Unlocking greater possibilities with Next-Generation Access Control Solutions
By Weijin Lee, Regional Director, Secure Issuance, HID Global, Asia Pacific and Alex Tan, Director of Sales, Physical Access Control System, HID Global, ASEAN
The security landscape continues to evolve in new and complex ways. Gone are the days where the term “access control” means a simple lock and key system. Access control, instead, conjures images of sophisticated, integrated systems with multi-layered security across multiple facilities. Organizations today face challenges from the adoption of new technologies, escalating security threats and the need to derive greater value from access control infrastructure, while solving increasingly complex system integration. This is no easy task, further complicated by the expansion of digital lifestyles and creation of a smart ecosystem of wearables.
As security remains a critical front-line defence for organizations across industries and company sizes, what protective measures can businesses take today? Here are four key tips that companies should consider when implementing the next generation of access control systems.
1. Enhance your data privacy protection
Yesterday’s technology is no longer sufficient for today’s access control and identity management challenges. Businesses need to upgrade their legacy access control system to enhance data privacy security – be it through the on-boarding of a client that requires high levels of security, new legislation being brought in for specific industries, or even new building tenants. The driver remains the same: enhancing and protecting data or building facilities that are currently exposed to risk.
Integrated visitor management solutions are key. With improved access control solutions, businesses can track any movements within the organization. Implementing new, more dynamic access control technologies provides many benefits over maintaining older, more static ones. Benefits include improving the distribution and use of temporary credentials, while safeguarding various parts of sites to prevent unauthorized access.
2. Future-proof technology integrated into existing Bring-Your-Own-Devices (BYOD)
The concept of BYOD is common in today’s digital workplace. With employees using their own smart devices, businesses should consider integrating secure access control measures into employee smartphones or devices for access, instead of issuing additional key cards or fobs that risk a high chance of loss or theft.
A single credential for multiple access devices might be today’s solution. Using Open Supervised Device Protocol (OSDP), this industry standard improves interoperability among access control and security products, supporting multiple applications across physical and logical access. By providing multiple access levels on mobile credentials, it saves the users time and complexity, reducing the risk of theft or loss across several devices. This works just as well with smart technology such as wearables, providing increased flexibility and freedom of choice for security managers and employees today.

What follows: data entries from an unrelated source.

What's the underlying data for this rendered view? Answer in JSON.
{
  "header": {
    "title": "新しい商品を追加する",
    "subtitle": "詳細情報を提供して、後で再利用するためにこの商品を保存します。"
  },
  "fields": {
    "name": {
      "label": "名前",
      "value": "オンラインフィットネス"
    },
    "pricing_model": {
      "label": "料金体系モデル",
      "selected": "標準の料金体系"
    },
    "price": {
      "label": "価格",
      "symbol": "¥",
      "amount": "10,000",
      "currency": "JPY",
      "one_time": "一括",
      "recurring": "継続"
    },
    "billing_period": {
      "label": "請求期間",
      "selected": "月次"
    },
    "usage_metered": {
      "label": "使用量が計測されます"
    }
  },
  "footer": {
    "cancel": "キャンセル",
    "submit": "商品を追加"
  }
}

3. Enhancing security through multi-layered credential validation
IT security breaches has included issues with printer security within the past 12 months, according to IDC. Most of today’s card issuance and licensing systems rely on two-dimensional identity validation. Digital components, including smart card chips or magnetic stripes, give ID card and license issuance systems the crucial third security dimension. With multi-layered credential validation and enhancement of existing printing facilities, access control systems will be strengthened. Sophisticated credential validation elements, combined with superior printing technology, will enable more trustworthy visual authentication to deter tampering and forgery. Higher-resolution images, holographic card over-laminates, and permanent and unalterable laser-engraved personalization attributes will make forgery and alteration virtually impossible.
From printers, card materials and software, the highest security requirements can be achieved by incorporating critical visual and encoding technologies for the next generation of access control solutions today. With these tips in mind, businesses can stay ahead of the ever-evolving world of possibilities in physical access control systems.